By Emma Winer – Edited by Ashish Bakshi
TufAmerica, Inc. v. WB Music Corp. et al, No. 13-07874 (S.D.N.Y. Nov. 5, 2013)
Complaint hosted by Scribd.com.
TufAmerica filed a complaint accusing rap artist Jay Z of infringing the company’s copyright in the song “Hook & Sling Part 1.” According to the complaint, filed in the United States District Court for the Southern District of New York, Jay Z allegedly used a portion, or “sample,” of “Hook and Sling Part 1” in his hit song “Run This Town” without proper authorization from TufAmerica. Complaint, TufAmerica, Inc. v. WB Music Corp., No. 13-07874 (S.D.N.Y. Nov. 5, 2013), at 1. The lawsuit names Warner Bros. Music and Jay Z’s label, Roc-A-Fella Records, as co-defendants. TufAmerica has filed a number of similar lawsuits against artists such as the Beastie Boys and Kanye West for sampling songs from catalogs that the company had purchased, Rolling Stone reports.
“Hook & Sling Part 1” was originally released in 1969 by Eddie Bo, a now deceased American pianist. TufAmerica bought the song in 1996, including exclusive rights to “release, sublicense, advertise, assign, exploit and sell…” the master recordings, as well as “the performances and compositions embodied therein.” Id. at 3. TufAmerica recorded its copyright with the United States Copyright Office on May 25, 2000. Id. at 4. The company alleges that samples of “Hook & Sling” appear dozens of times in “Run This Town,” which was released in Jay Z’s albums “The Blue Print 3” and “The Hits Collection Volume One.” Id.
The Guardian and Rolling Stone provide an overview of the facts of the lawsuit. The New York Times and Slate have analyzed the rise of so-called “sample trolls,” which profit from buying copyrights to songs in music catalogs and then suing artists who sample the songs without proper licensing. Gigaom and The Atlantic suggest that the rise of such lawsuits could have detrimental creative consequences in the music industry.
“Run This Town,” which also features Kanye West and Rihanna, was a successful single in the U.S. and abroad. In its suit, TufAmerica seeks an injunction prohibiting the further distribution of both the recording and music video for the song, restitution of profits gained from its sale, and punitive damages. Complaint at 8.
Courts have repeatedly found in favor of copyright owners in cases in which portions of songs have been used without proper authorization. Matthew Yglesias has discussed the rise of sampling litigation in Slate. After the success of sampling in the 1980s, copyright owners won a series of successful lawsuits in the early 1990s, notably Grand Upright Music Ltd v. Warner Bros.

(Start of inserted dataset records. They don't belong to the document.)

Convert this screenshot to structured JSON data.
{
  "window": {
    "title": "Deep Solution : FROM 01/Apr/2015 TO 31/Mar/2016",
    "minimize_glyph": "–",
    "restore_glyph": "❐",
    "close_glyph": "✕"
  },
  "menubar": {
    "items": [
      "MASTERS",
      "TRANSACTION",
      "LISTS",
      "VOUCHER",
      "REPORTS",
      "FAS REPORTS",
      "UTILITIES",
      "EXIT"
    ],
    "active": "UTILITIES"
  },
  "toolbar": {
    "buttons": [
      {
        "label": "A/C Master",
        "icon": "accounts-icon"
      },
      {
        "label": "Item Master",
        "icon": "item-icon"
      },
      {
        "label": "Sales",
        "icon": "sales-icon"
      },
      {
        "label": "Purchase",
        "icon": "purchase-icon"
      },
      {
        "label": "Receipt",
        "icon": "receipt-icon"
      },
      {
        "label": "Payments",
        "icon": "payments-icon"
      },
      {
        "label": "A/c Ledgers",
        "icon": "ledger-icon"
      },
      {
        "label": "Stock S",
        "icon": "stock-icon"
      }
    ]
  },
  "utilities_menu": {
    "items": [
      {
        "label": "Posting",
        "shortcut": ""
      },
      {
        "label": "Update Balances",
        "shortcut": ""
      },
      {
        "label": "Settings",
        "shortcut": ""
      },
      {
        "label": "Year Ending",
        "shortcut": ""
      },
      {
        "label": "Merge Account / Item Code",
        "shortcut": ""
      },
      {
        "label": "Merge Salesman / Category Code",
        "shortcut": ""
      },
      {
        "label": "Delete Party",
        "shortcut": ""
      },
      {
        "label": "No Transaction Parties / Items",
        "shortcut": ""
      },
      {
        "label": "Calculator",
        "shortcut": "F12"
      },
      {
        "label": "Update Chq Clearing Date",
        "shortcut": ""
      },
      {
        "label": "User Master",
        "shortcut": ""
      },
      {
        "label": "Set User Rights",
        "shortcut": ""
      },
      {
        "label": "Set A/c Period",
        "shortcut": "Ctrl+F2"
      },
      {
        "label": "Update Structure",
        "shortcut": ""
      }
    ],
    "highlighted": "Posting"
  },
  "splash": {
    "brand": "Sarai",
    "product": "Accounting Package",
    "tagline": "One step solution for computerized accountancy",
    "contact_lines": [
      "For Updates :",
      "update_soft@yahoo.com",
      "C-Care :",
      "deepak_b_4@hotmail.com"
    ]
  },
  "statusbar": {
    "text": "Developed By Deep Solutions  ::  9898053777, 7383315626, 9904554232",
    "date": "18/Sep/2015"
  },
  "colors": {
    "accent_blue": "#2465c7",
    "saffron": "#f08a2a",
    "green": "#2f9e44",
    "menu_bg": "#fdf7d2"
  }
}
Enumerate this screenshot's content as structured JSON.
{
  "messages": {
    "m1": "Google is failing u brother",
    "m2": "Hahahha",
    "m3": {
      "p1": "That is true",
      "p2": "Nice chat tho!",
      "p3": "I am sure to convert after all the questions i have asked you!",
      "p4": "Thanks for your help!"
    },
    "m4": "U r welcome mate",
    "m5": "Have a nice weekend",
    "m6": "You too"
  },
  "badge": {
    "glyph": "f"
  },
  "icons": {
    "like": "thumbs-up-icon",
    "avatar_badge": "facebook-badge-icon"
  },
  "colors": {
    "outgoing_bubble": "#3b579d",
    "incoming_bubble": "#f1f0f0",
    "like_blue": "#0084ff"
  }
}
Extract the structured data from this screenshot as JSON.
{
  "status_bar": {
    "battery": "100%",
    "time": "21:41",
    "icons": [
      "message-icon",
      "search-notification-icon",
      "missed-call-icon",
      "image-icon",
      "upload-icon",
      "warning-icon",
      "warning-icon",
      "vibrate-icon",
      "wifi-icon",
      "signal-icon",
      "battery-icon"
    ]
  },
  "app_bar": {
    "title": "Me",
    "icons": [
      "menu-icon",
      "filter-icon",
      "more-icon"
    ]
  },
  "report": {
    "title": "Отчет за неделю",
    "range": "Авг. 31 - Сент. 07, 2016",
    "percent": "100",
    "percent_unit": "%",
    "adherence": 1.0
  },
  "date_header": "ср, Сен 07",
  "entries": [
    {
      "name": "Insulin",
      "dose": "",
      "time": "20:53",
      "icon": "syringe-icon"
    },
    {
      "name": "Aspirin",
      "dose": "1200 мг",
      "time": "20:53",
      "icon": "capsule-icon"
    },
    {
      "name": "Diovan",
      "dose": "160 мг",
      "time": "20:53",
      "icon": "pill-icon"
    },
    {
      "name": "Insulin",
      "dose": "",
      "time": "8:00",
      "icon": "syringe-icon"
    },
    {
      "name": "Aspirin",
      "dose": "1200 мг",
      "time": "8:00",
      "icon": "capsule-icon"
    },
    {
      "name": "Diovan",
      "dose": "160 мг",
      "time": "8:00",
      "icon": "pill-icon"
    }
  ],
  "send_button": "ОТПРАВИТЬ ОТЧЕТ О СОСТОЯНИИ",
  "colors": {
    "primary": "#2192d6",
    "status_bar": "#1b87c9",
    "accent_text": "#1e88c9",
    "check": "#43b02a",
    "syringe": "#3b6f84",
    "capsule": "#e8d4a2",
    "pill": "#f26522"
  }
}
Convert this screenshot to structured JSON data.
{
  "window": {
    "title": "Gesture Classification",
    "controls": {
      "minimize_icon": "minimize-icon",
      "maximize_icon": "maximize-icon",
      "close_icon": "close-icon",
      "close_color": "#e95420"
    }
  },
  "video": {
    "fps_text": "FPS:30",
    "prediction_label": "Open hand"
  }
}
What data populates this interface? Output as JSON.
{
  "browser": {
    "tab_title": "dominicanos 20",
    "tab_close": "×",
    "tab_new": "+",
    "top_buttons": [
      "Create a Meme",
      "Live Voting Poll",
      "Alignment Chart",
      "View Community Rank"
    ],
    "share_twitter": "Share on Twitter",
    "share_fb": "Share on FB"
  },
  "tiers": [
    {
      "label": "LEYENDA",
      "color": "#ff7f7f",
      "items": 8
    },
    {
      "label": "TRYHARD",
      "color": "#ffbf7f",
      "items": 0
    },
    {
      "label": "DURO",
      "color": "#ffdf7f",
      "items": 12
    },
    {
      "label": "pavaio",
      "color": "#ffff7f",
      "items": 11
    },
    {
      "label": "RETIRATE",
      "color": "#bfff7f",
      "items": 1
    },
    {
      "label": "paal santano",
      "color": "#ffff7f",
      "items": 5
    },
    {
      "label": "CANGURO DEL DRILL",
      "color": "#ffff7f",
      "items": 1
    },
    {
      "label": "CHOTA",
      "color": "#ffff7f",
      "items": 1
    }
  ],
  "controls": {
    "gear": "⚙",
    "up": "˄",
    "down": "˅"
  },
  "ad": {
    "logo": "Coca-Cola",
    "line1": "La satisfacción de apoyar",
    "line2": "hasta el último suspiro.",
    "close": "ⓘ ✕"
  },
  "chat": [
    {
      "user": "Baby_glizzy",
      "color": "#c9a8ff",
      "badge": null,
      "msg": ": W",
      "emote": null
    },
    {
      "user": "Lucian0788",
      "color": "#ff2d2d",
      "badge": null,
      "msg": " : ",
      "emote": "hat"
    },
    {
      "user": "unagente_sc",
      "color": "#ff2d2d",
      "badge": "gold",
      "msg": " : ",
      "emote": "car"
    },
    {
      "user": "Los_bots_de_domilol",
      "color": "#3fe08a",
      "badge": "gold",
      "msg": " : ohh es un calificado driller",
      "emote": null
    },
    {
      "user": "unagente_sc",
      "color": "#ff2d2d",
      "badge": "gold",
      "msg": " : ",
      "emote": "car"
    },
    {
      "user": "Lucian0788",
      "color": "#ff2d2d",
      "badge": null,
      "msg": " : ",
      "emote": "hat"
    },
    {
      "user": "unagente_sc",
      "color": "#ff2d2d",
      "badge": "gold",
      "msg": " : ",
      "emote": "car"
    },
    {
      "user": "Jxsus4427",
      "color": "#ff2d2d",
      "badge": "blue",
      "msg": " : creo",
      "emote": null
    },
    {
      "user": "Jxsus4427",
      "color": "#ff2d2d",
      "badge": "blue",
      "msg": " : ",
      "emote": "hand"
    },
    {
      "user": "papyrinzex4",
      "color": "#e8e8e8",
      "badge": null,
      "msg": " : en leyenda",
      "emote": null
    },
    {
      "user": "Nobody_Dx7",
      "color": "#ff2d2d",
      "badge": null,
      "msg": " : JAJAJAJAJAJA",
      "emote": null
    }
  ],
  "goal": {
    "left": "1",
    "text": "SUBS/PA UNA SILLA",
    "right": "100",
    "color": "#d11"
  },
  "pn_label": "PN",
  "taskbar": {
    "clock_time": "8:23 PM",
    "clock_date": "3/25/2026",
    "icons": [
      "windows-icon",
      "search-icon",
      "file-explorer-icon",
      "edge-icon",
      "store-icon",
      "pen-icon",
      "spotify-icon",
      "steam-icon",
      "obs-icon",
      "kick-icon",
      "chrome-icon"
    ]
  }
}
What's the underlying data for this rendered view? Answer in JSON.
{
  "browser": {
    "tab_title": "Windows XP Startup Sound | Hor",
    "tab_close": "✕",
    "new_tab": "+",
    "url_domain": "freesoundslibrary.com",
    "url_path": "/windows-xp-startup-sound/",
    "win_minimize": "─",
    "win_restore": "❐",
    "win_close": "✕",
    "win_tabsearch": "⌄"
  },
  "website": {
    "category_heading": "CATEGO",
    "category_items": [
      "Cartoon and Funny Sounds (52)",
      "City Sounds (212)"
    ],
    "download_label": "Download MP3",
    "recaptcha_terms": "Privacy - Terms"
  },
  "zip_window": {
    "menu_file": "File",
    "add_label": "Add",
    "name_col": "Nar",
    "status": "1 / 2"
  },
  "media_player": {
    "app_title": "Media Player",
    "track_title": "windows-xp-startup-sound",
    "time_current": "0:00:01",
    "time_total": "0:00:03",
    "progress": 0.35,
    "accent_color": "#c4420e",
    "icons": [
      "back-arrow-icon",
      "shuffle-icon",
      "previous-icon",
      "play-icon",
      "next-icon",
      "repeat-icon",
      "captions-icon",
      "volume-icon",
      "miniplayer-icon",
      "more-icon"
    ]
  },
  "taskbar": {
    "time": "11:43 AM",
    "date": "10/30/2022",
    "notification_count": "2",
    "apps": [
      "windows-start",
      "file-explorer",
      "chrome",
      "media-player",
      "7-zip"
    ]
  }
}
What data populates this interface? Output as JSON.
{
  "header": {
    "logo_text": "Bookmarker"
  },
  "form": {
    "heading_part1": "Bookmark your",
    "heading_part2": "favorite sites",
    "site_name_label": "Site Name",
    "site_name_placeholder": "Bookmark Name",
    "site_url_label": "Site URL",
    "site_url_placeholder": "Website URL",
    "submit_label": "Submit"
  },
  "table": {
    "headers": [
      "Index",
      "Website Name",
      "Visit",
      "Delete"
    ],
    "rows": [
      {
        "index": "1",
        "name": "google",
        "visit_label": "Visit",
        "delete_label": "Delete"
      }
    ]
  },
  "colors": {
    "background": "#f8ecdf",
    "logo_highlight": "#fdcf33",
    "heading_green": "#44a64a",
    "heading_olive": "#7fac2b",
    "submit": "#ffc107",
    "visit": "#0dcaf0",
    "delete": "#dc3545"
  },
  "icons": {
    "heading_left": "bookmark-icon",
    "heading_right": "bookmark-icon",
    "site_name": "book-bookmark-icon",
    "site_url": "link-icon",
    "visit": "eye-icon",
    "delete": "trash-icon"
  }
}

Records Inc., 780 F. Supp. 182 (S.D.N.Y. 1991), in which the Southern District of New York granted an injunction against Warner Bros., prohibiting the use of a track that included an unauthorized sample of a song by rapper Biz Markie. In 2005, the Sixth Circuit ruled that sampling constituted copyright infringement in a case involving a two-second guitar chord sample. Brideport Music, Inc. v. Dimension Films, 410 F.3d 792 (6th Cir. 2005).
The New York Times criticized TufAmerica in a 2012 article, comparing the company’s practice of buying catalogs of music in order to sue companies that sample the songs to the behavior of “patent trolls” – firms that buy patents solely to profit from suing potential infringers. The Times writer, Eduardo Porter, suggested that aggressive litigation by entities like TufAmerica might stymie innovations in music as well as in technology. In a recent piece in the The Atlantic, Erik Nielson also discussed the impact of such lawsuits on the hip-hop industry, claiming that licensing fees, and the fear of litigation, could make sampling prohibitively expensive for most artists.